Lookback: Star Wars: Dark Forces II: Jedi Knight

This was originally published on 12 March 1999 on the now-defunct 3DGaming.net.


Star Wars: Dark Forces II: Jedi Knight

While taking a break from fragging on a Quake II server, I found myself wanting to play something with more depth and color, so I decided to load up a golden oldie that I never got around to finishing, Jedi Knight. I’ve had the game for a little over two years now, and I never got around to completing it. After spending many hours in the single player campaign, I decided to sit down and write about this game and why it has remained, after all this time since its release, my favorite game.

At 1024×768 the game runs clean as a whistle. That right there is a primary indication of a game’s long term success: will it look good when looked back upon a year or two after it was released? In Jedi Knight’s case, that’s a resounding yes.

Looking back at Jedi Knight, I found myself noticing things I’d never paid attention to in the past:

A. The game shipped with no bugs.
B. The multiplayer elements were vastly unique compared to other games.
C. The single player campaign is still unparalleled to this day.
D. FMVs are not dead. And I much prefer them to the in-game engine cinematics used in Mysteries of the Sith. I much prefer seeing real live humans talk. Talking polygons terrify me.

Since Jedi Knight takes place in the Star Wars universe, it already has an advantage over everyone else. Why do I say this? Undeniably, the Star Wars universe has always been a damn fun universe, whether you’re reading one of the many Star Wars books, watching one of the movies (or that mind-blowing trailer) or playing a Star Wars game, it never gets boring, which is part of the attraction. Everyone knows Star Wars, and because it’s so well known, it’s easier for people to associate with it.

What made Jedi Knight stand out the most was its kickass gameplay. Whether it’s running around in the Bespin Mining Colony, or chasing after 8t88 in Nar Shaddaa, the game manages to keep reminding the player, “This is Star Wars! Have a blast!” The immersion never stops. And what more could be asked of a game? I know myself, when I sit down to play a game, I want to get lost in the world I’m playing in.

And with Jedi Knight, the moment I hear the rumble of John Williams’ Oscar winning music, I’m caught. That to me is the definition of success. Why gameplay? It can rise above everything else. Even if the graphics are mediocre and the sound merely adequate, great gameplay can always save the day. And Jedi Knight more than does the job. It did everything right.

While talking with a friend, we ended up discussing Jedi Knight. He piqued my interest when he said “There is nothing more amazing that cutting someone in half with a lightsaber in a deathmatch!” I couldn’t agree more (What, no gibs?) The deathmatching aspects of Jedi Knight are unlike that of any other game, all due to the combat system created by LucasArts. In addition to the lightsaber are the Jedi force powers (the ultimate pooch screw for those of you who fear force grip) which makes gaming oh so deadly. With dark and light Jedi force powers to choose from, deathmatching will not be the same again.

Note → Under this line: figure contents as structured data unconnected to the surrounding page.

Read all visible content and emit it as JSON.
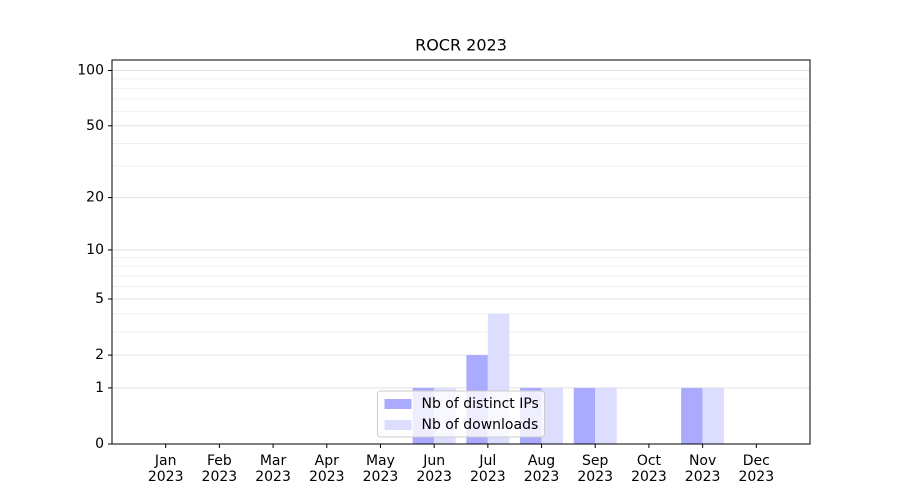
{
  "chart_data": {
    "type": "bar",
    "title": "ROCR 2023",
    "categories": [
      "Jan 2023",
      "Feb 2023",
      "Mar 2023",
      "Apr 2023",
      "May 2023",
      "Jun 2023",
      "Jul 2023",
      "Aug 2023",
      "Sep 2023",
      "Oct 2023",
      "Nov 2023",
      "Dec 2023"
    ],
    "series": [
      {
        "name": "Nb of distinct IPs",
        "color": "#aaaaff",
        "values": [
          0,
          0,
          0,
          0,
          0,
          1,
          2,
          1,
          1,
          0,
          1,
          0
        ]
      },
      {
        "name": "Nb of downloads",
        "color": "#ddddff",
        "values": [
          0,
          0,
          0,
          0,
          0,
          1,
          4,
          1,
          1,
          0,
          1,
          0
        ]
      }
    ],
    "yscale": "log1p",
    "ylim": [
      0,
      114
    ],
    "yticks": [
      0,
      1,
      2,
      5,
      10,
      20,
      50,
      100
    ],
    "yminorticks": [
      3,
      4,
      6,
      7,
      8,
      9,
      30,
      40,
      60,
      70,
      80,
      90
    ],
    "grid": true,
    "legend": "lower center"
  }
}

A little over a year ago, at the end of 1997, Jedi Knight received in several different publications the Game of the Year award for combining the right mix of adventure, role playing, and 3D shooting action. Along the way LucasArts managed to properly use of the third person point of view, with top of the line graphics, and a great story with a cool hero, spunky sidekick, nasty villains. Plus that little thing about being able to use a lightsaber is pretty damn cool.

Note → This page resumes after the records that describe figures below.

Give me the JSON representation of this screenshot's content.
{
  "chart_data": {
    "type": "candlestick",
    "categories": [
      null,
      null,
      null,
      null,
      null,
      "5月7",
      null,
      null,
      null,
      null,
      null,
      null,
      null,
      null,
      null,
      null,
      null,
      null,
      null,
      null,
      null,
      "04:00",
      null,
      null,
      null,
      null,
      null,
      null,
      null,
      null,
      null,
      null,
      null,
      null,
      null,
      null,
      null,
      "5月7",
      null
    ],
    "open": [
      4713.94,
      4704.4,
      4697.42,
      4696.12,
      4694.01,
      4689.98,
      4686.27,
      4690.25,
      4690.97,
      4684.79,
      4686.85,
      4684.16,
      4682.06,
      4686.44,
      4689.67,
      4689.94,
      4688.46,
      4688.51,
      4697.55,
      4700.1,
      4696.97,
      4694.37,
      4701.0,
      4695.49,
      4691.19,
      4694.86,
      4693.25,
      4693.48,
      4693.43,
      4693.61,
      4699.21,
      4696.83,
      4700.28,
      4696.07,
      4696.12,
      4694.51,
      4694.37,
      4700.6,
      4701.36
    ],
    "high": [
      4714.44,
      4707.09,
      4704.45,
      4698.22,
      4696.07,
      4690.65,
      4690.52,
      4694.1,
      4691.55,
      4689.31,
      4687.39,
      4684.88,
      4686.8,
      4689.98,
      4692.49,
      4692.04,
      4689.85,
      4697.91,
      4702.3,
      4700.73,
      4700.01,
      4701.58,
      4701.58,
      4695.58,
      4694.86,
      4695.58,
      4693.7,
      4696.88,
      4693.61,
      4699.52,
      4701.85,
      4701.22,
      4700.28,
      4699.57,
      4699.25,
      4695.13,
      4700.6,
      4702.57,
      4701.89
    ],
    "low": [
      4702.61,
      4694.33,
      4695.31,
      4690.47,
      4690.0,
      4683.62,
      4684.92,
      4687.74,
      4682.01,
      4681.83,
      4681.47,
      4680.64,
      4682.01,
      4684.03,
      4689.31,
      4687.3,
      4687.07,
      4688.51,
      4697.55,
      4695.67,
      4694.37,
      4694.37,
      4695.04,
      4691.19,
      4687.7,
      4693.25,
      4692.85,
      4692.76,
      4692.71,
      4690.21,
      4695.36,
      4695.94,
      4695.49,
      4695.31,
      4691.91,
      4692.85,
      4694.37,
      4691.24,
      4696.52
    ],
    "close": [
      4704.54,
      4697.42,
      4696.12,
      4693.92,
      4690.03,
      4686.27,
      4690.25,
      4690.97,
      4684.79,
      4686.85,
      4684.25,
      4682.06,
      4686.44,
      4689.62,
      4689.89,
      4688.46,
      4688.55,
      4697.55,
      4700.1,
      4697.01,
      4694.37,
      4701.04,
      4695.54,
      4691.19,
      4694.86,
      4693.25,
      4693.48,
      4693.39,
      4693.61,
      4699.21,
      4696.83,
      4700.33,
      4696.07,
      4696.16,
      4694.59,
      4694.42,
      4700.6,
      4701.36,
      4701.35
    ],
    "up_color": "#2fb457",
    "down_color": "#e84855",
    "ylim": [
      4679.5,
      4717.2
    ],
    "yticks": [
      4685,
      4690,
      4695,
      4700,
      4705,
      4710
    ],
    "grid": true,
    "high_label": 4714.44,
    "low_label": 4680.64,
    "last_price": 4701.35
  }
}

No other game I’ve played recently (excluding rpgs) has come to have as much sheer replay value as Jedi Knight. While it may not be a lengthy game (it can be beaten in under a week), the option of playing your character as a light or dark Jedi, basing the choice upon your actions throughout the game, presented a branching storyline. With the addition of Mysteries of the Sith, we’re presented with more single player options, as well as multiplayer options.

All of these combined make Jedi Knight, in my mind, the finest game ever crafted. Not a bug in sight out of the box, flawless multiplayer, a variety of options for skins and levels, the optional use of Jedi force powers, superbly crafted levels, a well presented single player game, add to that a flawless setup, and that makes in my mind a perfect game. I cherish this game above all and will never stop playing it, not even when Quake IV hits the market.